5 Ways to Impress Synchronized Swimming Judges

Judges evaluate synchronized swimmers’ mastery of a set list of skills and strengths. Each type of judge—technical and artistic—have a different list that assesses different aspects of the performance.

Since, eventually, their scores are all subjective, there are certain things you can do to give them an overall positive impression (which could potentially end up earning you an extra tenth or two).

Here are five ways any synchronized swimmer, regardless of ability, can improve upon their routine and impress the judges:

1. Traveling

Traveling, in synchro terms, just means moving as you perform. Judges do evaluate how well your routine travels through the water, but there is another benefit to charging up, down and all around the length of the pool: Movement gives the appearance of strength and will show off your efficiency in the water.

That is why it’s important to travel during and between almost everything you do, whether you’re swimming underwater, doing a hybrid, or eggbeatering with two arms up out of the water.

Hot Tip: Too Much of a Good Thing
There is a point when trying to move quickly through the water will start to negatively affect the quality of your performance. If you can’t get as high or start to look frantic, slow down a bit.

2. Height

Your height out of the water will have a big impact on your score. Soloists have won and lost competitions after taking risks on their power moves (like barracudas)—they are either rewarded for reaching an extraordinary height or deducted points if they end up tipping over.

Upside-down height is only half the battle though. How high you are in your eggbeater and jumps can have a lot of impact too.

Think about it this way: When you’re right-side up, if all the judges get to see is your neck and head out of the water, they’re only actually evaluating about ten percent of your body! You could understand how that might be boring.

The more of your body you can get out of the water, the better.

3. Extend

In synchronized swimming, extension usually refers to how pointed and curled your toes are and how straight, or slightly hyper-extended, your knees are. The fact is, a well-extended leg looks better doing just about anything than an unextended one even if the quality of the work is slightly lower.

Make your knee and foot extension a priority when you are a new, young synchro swimmer because it will only become harder to change as you get older.

Extension can also refer to how much stretch or reach you have in each movement. As mentioned before, the more of yourself you can get up and out of the water the better.

Reaching and extending though every move will not only help you get higher, but also make you look bigger and more impressive in the pool (as opposed to just a little head and arm poking up).

4. Energy

Nothing improves a routine like a little energy. Whether you’re swimming to music from the ballet Swan Lake or the fastest techno music around, you can make your routine look powerful simply by giving it 100-percent.

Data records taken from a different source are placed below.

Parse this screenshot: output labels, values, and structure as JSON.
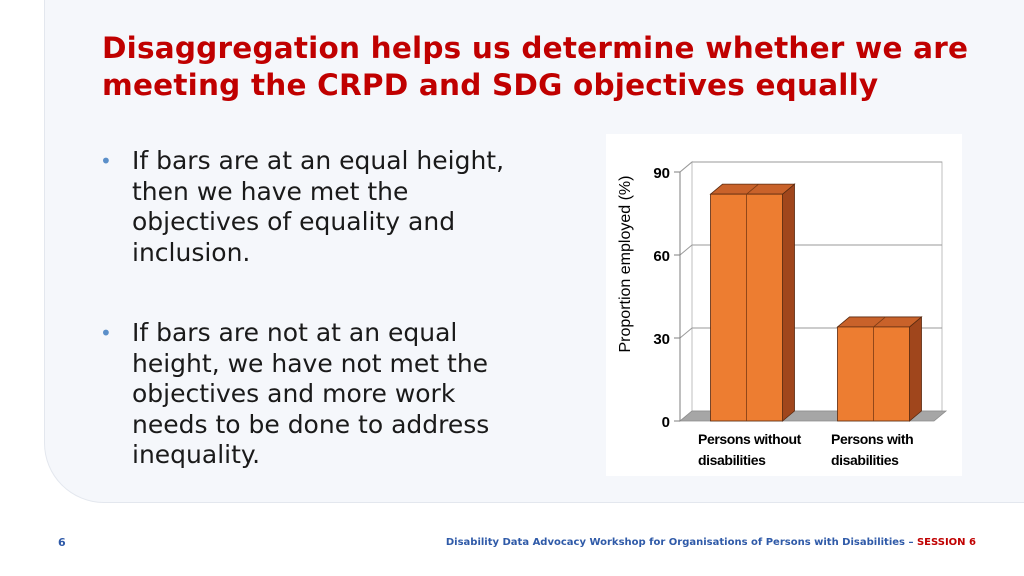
{
  "title": "Disaggregation helps us determine whether we are meeting the CRPD and SDG objectives equally",
  "bullets": [
    "If bars are at an equal height, then we have met the objectives of equality and inclusion.",
    "If bars are not at an equal height, we have not met the objectives and more work needs to be done to address inequality."
  ],
  "chart_data": {
    "type": "bar",
    "categories": [
      "Persons without disabilities",
      "Persons with disabilities"
    ],
    "category_lines": [
      [
        "Persons without",
        "disabilities"
      ],
      [
        "Persons with",
        "disabilities"
      ]
    ],
    "values": [
      82,
      34
    ],
    "ylabel": "Proportion employed (%)",
    "yticks": [
      0,
      30,
      60,
      90
    ],
    "ylim": [
      0,
      90
    ],
    "grid": true,
    "legend": "none",
    "bar_color": "#ed7d31",
    "bar_side_color": "#a0461c",
    "bar_top_color": "#c9622a",
    "floor_color": "#a6a6a6"
  },
  "footer": {
    "page_number": "6",
    "text": "Disability Data Advocacy Workshop for Organisations of Persons with Disabilities – ",
    "session": "SESSION 6"
  }
}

The combination of extension, reach and the speed with which you arrive at every new position will show how much energy you are putting into your performance. This becomes especially critical at the end of the routine when you’re feeling tired.

Just remember, a strong finish may sway the judge’s score in your favor.

5. Smile

Everyone always asks synchro swimmers, “Why do you guys smile so much?"

Hot Tip: Use the Mirror
Take ten minutes to experiment with your synchro performance smile in front of a mirror. You might feel dorky, but it’s better to get your nose clip-wearing smile down while you’re alone in front of the mirror than in front of an audience and judges.

It’s really all about looking comfortable and effortless in the water. That said, the smiling can go a little overboard sometimes which is why it’s important to practice your facial expressions regularly during training.

That way, you won’t forget to smile at the meet or become distracted while trying to add expression into your routine at the last minute. (You might also realize, a bit too late, that your smile doesn’t look quite how you imagined when you have your nose clip on.)

Do the Best You Can

When competing, it’s important to remember that scores are ultimately the subjective opinions of the judges. That makes it hard to know what to expect.

Take charge of the things that you can control: Train to be the best synchronized swimmer you can be and remember that the judges are your VIP audience members-- making them happy will only help your score.